Monday, November 12, 2012

333,000 Votes in 4 Swing States Would Have Given Romney the Presidency

 

On November 6,  2012, 3.2 million fewer Americans voted for Mitt Romney than President Obama. 61.8 million Americans voted for Obama, while only 58.6 million voted for Romney.
Despite losing the popular vote 51% to 48%--not a landslide for Obama by any means, but on the other hand not the “neck and neck” outcome many predicted--Mitt Romney would be President today if he had secured 333,908 more votes in four key swing states.


The final electoral college count gave President Obama a wide 332 to 206 margin over Romney. 270 electoral college votes are needed to win the Presidency.
Romney lost New Hampshire’s 4 electoral college votes by a margin of 40,659. Obama won with 368,529 to Romney’s  327,870.
Romney lost Florida’s 29 electoral college votes  by a margin of 73,858. Obama won with 4,236,032 to Romney's 4,162,174.
Romney lost Ohio’s 18 electoral college votes by a margin of 103,481. Obama won with 2,697,260 to Romney’s 2,593,779
Romney lost Virginia’s 13 electoral college votes by a margin of 115,910. Obama won with 1,905,528 to Romney’s  1,789,618.
Add the 64 electoral college votes from this switch of 333,908 votes in these four key states to Romney’s 206, remove them from Obama’s 332, and Romney defeats Obama 270 to 268.
Overall, voter turnout was down, from 131 million in 2008 to 122 million in 2012. Obama won 7.6 million fewer votes than he did in 2008, and Romney won 1.3 million fewer than McCain in 2008.
Romney improved his vote total's over McCain's by the slightest amount in three of these four states, but in Ohio, he actually had 81,000 fewer votes than McCain in 2008.
What do these facts tell us?
Both parties lost support of the population in the four years between 2008 and 2012. While Obama lost more support, he started with more, and he was able to hang on to enough of his base to overcome Romney's inability to keep and expand his base.

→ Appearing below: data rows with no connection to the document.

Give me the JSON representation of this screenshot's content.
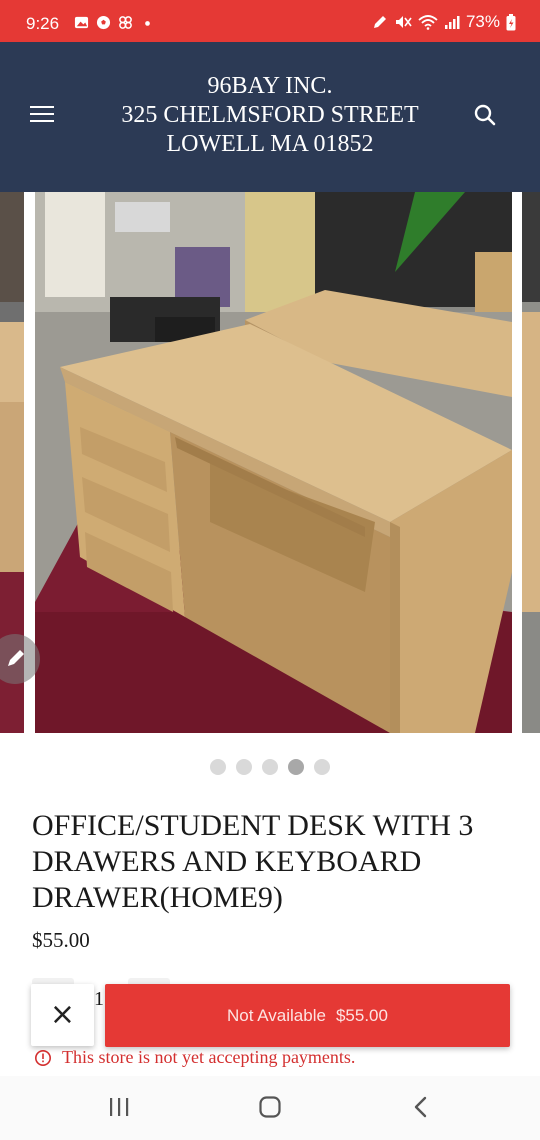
{
  "status_bar": {
    "time": "9:26",
    "battery": "73%",
    "left_icons": [
      "gallery-icon",
      "soccer-ball-icon",
      "pinwheel-icon",
      "notification-dot"
    ],
    "right_icons": [
      "pen-icon",
      "mute-icon",
      "wifi-icon",
      "signal-icon",
      "battery-icon"
    ]
  },
  "header": {
    "store_line1": "96BAY INC.",
    "store_line2": "325 CHELMSFORD STREET",
    "store_line3": "LOWELL MA 01852",
    "menu_icon": "hamburger-menu-icon",
    "search_icon": "search-icon",
    "background_color": "#2c3a55"
  },
  "carousel": {
    "slide_count": 5,
    "active_index": 3
  },
  "product": {
    "title": "OFFICE/STUDENT DESK WITH 3 DRAWERS AND KEYBOARD DRAWER(HOME9)",
    "price": "$55.00",
    "quantity": "1"
  },
  "actions": {
    "close_label": "×",
    "add_label": "Not Available",
    "add_price": "$55.00",
    "button_color": "#e53935"
  },
  "notice": {
    "text": "This store is not yet accepting payments.",
    "color": "#d32f2f"
  },
  "nav_bar": {
    "icons": [
      "recents-icon",
      "home-icon",
      "back-icon"
    ]
  }
}
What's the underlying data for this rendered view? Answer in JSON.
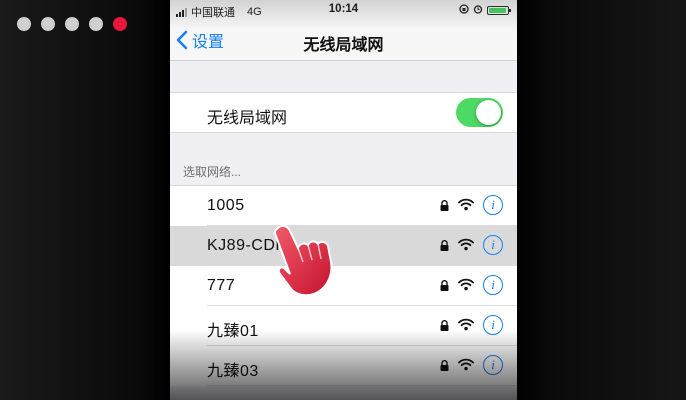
{
  "indicator": {
    "total": 5,
    "active_index": 4,
    "active_color": "#e8173e",
    "inactive_color": "#cfcfcf"
  },
  "status_bar": {
    "carrier": "中国联通",
    "network": "4G",
    "time": "10:14"
  },
  "nav": {
    "back_label": "设置",
    "title": "无线局域网"
  },
  "wifi_toggle": {
    "label": "无线局域网",
    "on": true,
    "on_color": "#4cd964"
  },
  "section_header": "选取网络...",
  "networks": [
    {
      "name": "1005",
      "locked": true,
      "selected": false
    },
    {
      "name": "KJ89-CDFF",
      "locked": true,
      "selected": true
    },
    {
      "name": "777",
      "locked": true,
      "selected": false
    },
    {
      "name": "九臻01",
      "locked": true,
      "selected": false
    },
    {
      "name": "九臻03",
      "locked": true,
      "selected": false
    }
  ],
  "accent_color": "#147efb",
  "icons": {
    "lock": "lock-icon",
    "wifi": "wifi-icon",
    "info": "info-icon",
    "pointer": "hand-pointer-icon"
  }
}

Obama’s victory doesn’t constitute a mandate for his far left agenda to “transform America” into some nightmarish amalgam combining the worst features of a European socialist state with an Indonesian oligarchy.
This election was not about grand vision. It was about small details and focused pandering to specific demographic groups.

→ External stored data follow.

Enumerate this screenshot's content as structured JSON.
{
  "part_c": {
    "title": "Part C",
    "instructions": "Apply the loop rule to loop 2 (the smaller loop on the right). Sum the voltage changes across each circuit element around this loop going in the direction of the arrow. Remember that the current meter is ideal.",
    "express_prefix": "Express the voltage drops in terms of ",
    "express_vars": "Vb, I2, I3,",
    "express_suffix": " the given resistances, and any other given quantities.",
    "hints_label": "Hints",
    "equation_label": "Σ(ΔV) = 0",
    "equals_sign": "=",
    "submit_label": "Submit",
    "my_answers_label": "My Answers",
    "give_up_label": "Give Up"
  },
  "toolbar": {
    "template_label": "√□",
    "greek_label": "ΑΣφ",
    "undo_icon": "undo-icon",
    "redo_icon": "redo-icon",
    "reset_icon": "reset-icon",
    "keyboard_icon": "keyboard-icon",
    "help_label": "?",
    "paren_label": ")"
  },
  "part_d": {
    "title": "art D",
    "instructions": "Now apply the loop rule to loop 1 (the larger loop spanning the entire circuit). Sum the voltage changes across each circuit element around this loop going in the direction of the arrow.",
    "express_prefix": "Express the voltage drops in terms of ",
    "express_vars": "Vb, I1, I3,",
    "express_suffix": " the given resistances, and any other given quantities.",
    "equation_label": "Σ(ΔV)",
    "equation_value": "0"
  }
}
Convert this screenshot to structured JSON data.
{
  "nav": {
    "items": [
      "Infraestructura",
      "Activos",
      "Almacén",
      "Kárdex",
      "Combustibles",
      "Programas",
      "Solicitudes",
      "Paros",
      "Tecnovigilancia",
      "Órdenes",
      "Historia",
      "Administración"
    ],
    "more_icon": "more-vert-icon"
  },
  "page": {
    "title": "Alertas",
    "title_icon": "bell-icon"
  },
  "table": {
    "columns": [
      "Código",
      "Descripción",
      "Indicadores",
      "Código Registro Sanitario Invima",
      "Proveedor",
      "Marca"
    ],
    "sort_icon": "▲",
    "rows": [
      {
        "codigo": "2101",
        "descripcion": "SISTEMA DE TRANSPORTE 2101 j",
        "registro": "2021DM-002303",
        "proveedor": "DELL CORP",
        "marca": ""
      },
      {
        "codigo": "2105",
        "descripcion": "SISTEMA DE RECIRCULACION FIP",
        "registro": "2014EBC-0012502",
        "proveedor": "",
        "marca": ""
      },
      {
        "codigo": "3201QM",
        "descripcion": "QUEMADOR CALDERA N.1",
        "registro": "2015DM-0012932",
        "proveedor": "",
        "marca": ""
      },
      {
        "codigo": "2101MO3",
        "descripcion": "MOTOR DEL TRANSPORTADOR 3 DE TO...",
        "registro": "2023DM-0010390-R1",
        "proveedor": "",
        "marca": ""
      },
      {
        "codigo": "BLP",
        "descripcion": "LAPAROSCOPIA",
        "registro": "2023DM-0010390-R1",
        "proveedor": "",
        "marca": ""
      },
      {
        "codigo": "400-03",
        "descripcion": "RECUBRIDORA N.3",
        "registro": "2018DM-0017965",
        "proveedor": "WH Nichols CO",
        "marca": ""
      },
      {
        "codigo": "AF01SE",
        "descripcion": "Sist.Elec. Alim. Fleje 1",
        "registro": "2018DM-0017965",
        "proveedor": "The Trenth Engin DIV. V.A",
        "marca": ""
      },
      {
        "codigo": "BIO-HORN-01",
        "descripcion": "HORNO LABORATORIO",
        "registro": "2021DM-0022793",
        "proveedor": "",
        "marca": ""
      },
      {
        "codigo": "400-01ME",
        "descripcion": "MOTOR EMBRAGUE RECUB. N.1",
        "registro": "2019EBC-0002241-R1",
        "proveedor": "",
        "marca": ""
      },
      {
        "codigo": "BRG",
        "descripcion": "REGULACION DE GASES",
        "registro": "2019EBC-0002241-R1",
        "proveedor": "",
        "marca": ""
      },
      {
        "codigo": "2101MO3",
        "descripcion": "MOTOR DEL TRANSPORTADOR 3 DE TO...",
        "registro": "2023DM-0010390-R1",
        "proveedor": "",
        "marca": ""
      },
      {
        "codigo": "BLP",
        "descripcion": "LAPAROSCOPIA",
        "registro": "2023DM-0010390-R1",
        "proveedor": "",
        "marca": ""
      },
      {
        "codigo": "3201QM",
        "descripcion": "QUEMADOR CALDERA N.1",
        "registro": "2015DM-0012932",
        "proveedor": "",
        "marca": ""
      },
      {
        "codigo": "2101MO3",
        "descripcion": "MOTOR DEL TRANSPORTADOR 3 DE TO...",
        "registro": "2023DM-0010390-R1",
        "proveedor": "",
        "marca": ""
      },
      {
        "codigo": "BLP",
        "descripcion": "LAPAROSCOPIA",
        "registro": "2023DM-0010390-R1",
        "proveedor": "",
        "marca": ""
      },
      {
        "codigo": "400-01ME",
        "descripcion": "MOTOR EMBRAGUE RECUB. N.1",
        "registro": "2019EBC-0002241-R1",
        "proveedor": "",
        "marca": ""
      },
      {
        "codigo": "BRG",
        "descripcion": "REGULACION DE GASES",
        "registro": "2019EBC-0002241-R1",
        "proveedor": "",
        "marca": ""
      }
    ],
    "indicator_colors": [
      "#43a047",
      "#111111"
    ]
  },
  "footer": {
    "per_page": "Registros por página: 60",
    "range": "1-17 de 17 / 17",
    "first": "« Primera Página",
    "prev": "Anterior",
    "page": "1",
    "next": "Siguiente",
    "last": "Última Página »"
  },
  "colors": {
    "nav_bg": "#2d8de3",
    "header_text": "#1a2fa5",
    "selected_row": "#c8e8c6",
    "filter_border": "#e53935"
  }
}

The Obama campaign performed its nationally divisive mission of small ball with excellence and focus. In contrast, the Romney campaign failed in the basic nuts and bolts of campaigning and lost focus on the four key states that mattered by diverting the candidate's time and the campaign's financial resources to states that didn't matter.

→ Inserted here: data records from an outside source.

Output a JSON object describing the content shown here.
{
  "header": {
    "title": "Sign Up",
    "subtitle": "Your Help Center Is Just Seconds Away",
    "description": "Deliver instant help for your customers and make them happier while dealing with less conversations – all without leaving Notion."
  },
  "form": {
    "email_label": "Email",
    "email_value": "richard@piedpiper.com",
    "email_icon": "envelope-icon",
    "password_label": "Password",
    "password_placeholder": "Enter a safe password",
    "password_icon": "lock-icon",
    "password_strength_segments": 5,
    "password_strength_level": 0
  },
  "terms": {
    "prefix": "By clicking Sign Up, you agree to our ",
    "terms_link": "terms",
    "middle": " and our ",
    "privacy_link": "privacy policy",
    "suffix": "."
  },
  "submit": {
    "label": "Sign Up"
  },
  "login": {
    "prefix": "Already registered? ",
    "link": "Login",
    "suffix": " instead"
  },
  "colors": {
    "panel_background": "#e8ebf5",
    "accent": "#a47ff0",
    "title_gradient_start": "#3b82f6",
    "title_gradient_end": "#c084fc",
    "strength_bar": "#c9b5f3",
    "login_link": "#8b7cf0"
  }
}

While Romney campaigned in Ohio on Election Day, his last campaign event took place in Pennsylvania, where he didn't have a chance. Romney had no election day campaign stops in Virginia or Florida, though he did have an election eve event in New Hampshire.
An even more critical error took place in the diversion of financial resources from Virginia, Florida, New Hampshire, Ohio to "expand the map" and buy expensive television ad time in Minnesota, Wisconsin, Iowa, and Pennsylvania. This grand strategy, developed by Karl Rove's Crossroads Group and influenced by senior campaign advisor Ed Gillespie, was a fatal error in crucial last weeks of the campaign.
Combining the "expand the map" error with an ineffective, highly centralized, last minute get-out-the-vote effort that fizzled, and there was no way for candidate Romney to overcome the blunders of his campaign team on election day. The  Republican Party/Romney campaign get-out-the-vote effort was a debacle of mind-boggling proportion, capped off by an epic election day fail of its never before tested multi-million dollar ORCA software program.
For the Republicans to retain the House and take the Senate in 2014, and then the Presidency in 2016, conservatives are going to have to improve their ground game dramatically. Democrats work at this for every one of the four years before the next Presidential election. It's time for conservatives to do the same.